Thermal conductivity of polycrystalline ${\mathrm{YBa}}_2$${\mathrm{Cu}}_4$${\mathrm{O}}_8$

We have measured the thermal conductivity κ and the thermal diffusivity a of a dense bulk ceramic polycrystalline sample of ${\mathrm{YBa}}_2$${\mathrm{Cu}}_4$${\mathrm{O}}_8$ (1:2:4) in the temperature range 30–300 K. We find κ≊10 W ${\mathrm{m}}^{\mathrm{-}1}$ ${\mathrm{K}}^{\mathrm{-}1}$ at 100 K, significantly higher than in ceramic ${\mathrm{YBa}}_2$${\mathrm{Cu}}_3$${\mathrm{O}}_{7\mathrm{-}\mathrm{\delta }}$ (1:2:3) and approaching the in-plane value for single-crystal 1:2:3, and decreasing to 7.6 W ${\mathrm{m}}^{\mathrm{-}1}$ ${\mathrm{K}}^{\mathrm{-}1}$ at 300 K. The data for this sample can be described by standard theories for phonon thermal conductivity of crystalline materials with boundary, phonon, and electron scattering.
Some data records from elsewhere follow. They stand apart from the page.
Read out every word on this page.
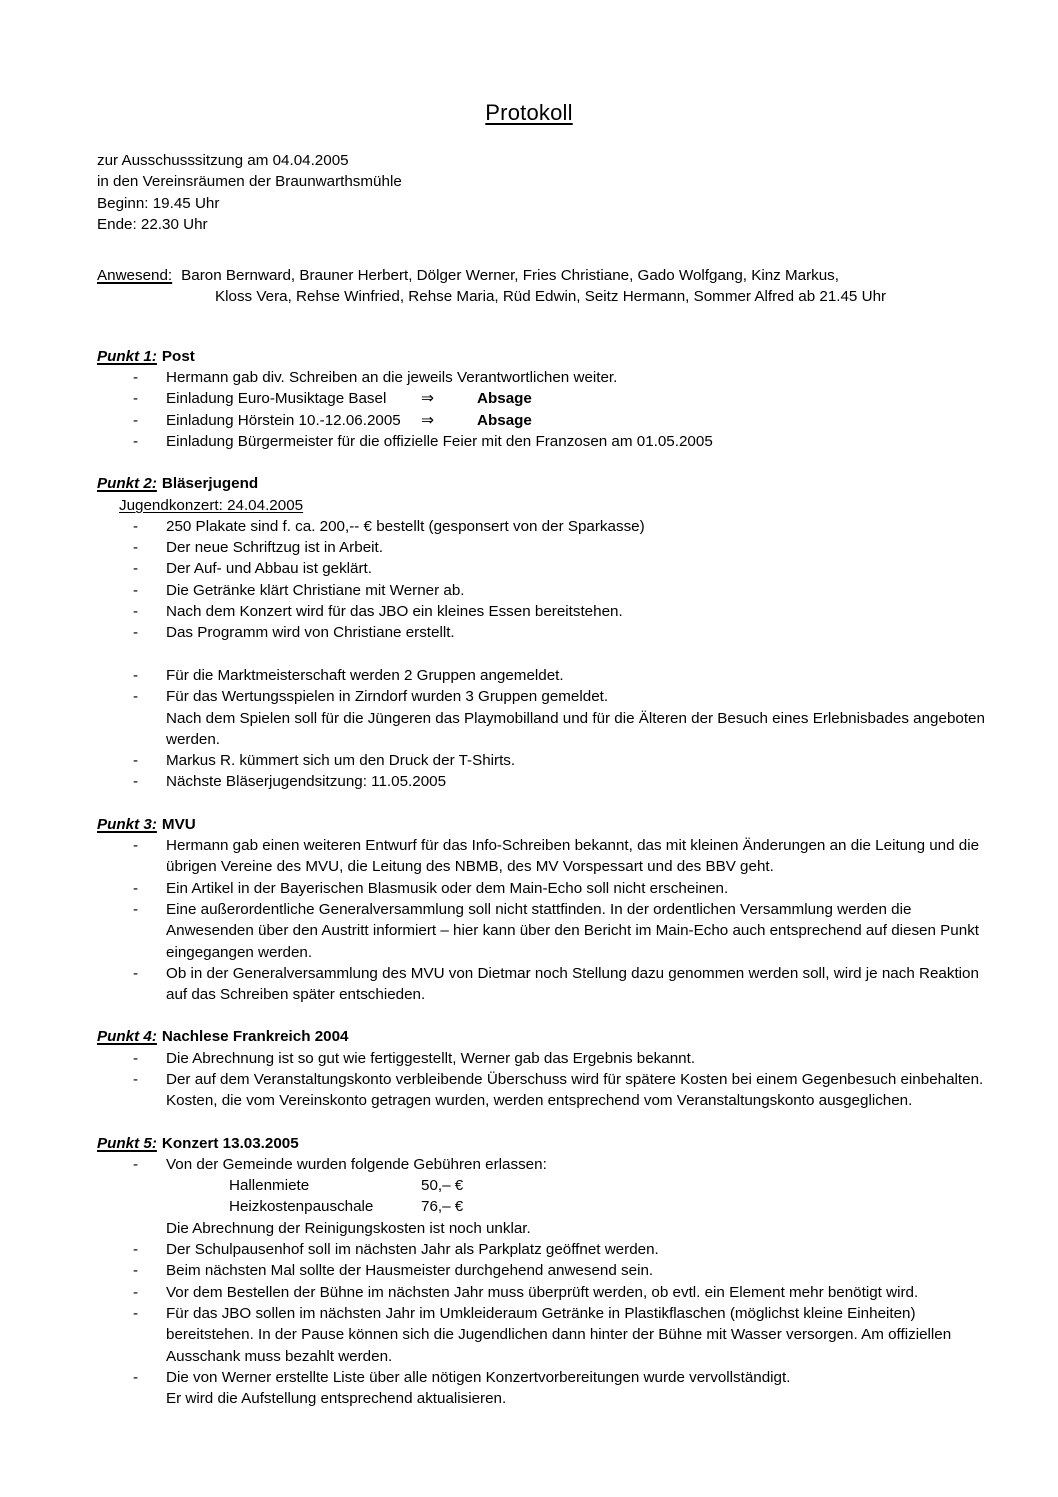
Protokoll
zur Ausschusssitzung am 04.04.2005
in den Vereinsräumen der Braunwarthsmühle
Beginn: 19.45 Uhr
Ende: 22.30 Uhr
Anwesend: Baron Bernward, Brauner Herbert, Dölger Werner, Fries Christiane, Gado Wolfgang, Kinz Markus,
Kloss Vera, Rehse Winfried, Rehse Maria, Rüd Edwin, Seitz Hermann, Sommer Alfred ab 21.45 Uhr
Punkt 1: Post
- Hermann gab div. Schreiben an die jeweils Verantwortlichen weiter.
- Einladung Euro-Musiktage Basel ⇒	Absage
- Einladung Hörstein 10.-12.06.2005 ⇒	Absage
- Einladung Bürgermeister für die offizielle Feier mit den Franzosen am 01.05.2005
Punkt 2: Bläserjugend
Jugendkonzert: 24.04.2005
- 250 Plakate sind f. ca. 200,-- € bestellt (gesponsert von der Sparkasse)
- Der neue Schriftzug ist in Arbeit.
- Der Auf- und Abbau ist geklärt.
- Die Getränke klärt Christiane mit Werner ab.
- Nach dem Konzert wird für das JBO ein kleines Essen bereitstehen.
- Das Programm wird von Christiane erstellt.
- Für die Marktmeisterschaft werden 2 Gruppen angemeldet.
- Für das Wertungsspielen in Zirndorf wurden 3 Gruppen gemeldet.
Nach dem Spielen soll für die Jüngeren das Playmobilland und für die Älteren der Besuch eines Erlebnisbades angeboten werden.
- Markus R. kümmert sich um den Druck der T-Shirts.
- Nächste Bläserjugendsitzung: 11.05.2005
Punkt 3: MVU
- Hermann gab einen weiteren Entwurf für das Info-Schreiben bekannt, das mit kleinen Änderungen an die Leitung und die übrigen Vereine des MVU, die Leitung des NBMB, des MV Vorspessart und des BBV geht.
- Ein Artikel in der Bayerischen Blasmusik oder dem Main-Echo soll nicht erscheinen.
- Eine außerordentliche Generalversammlung soll nicht stattfinden. In der ordentlichen Versammlung werden die Anwesenden über den Austritt informiert – hier kann über den Bericht im Main-Echo auch entsprechend auf diesen Punkt eingegangen werden.
- Ob in der Generalversammlung des MVU von Dietmar noch Stellung dazu genommen werden soll, wird je nach Reaktion auf das Schreiben später entschieden.
Punkt 4: Nachlese Frankreich 2004
- Die Abrechnung ist so gut wie fertiggestellt, Werner gab das Ergebnis bekannt.
- Der auf dem Veranstaltungskonto verbleibende Überschuss wird für spätere Kosten bei einem Gegenbesuch einbehalten. Kosten, die vom Vereinskonto getragen wurden, werden entsprechend vom Veranstaltungskonto ausgeglichen.
Punkt 5: Konzert 13.03.2005
- Von der Gemeinde wurden folgende Gebühren erlassen:
Hallenmiete	50,– €
Heizkostenpauschale	76,– €
Die Abrechnung der Reinigungskosten ist noch unklar.
- Der Schulpausenhof soll im nächsten Jahr als Parkplatz geöffnet werden.
- Beim nächsten Mal sollte der Hausmeister durchgehend anwesend sein.
- Vor dem Bestellen der Bühne im nächsten Jahr muss überprüft werden, ob evtl. ein Element mehr benötigt wird.
- Für das JBO sollen im nächsten Jahr im Umkleideraum Getränke in Plastikflaschen (möglichst kleine Einheiten) bereitstehen. In der Pause können sich die Jugendlichen dann hinter der Bühne mit Wasser versorgen. Am offiziellen Ausschank muss bezahlt werden.
- Die von Werner erstellte Liste über alle nötigen Konzertvorbereitungen wurde vervollständigt.
Er wird die Aufstellung entsprechend aktualisieren.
The higher κ in 1:2:4 as compared to 1:2:3 is, in this model, due to the smaller point defect scattering in the former. The fitted parameters for the three scattering mechanisms all agree with independent estimates based on simple models; inserting data for electric resistivity, grain size, carrier density, and lattice properties we can predict κ and its T dependence to within about 20%. We also discuss models for the phonon and electron thermal conductivities in some detail, including some second-order effects such as inelastic electron scattering and a T-dependent carrier density.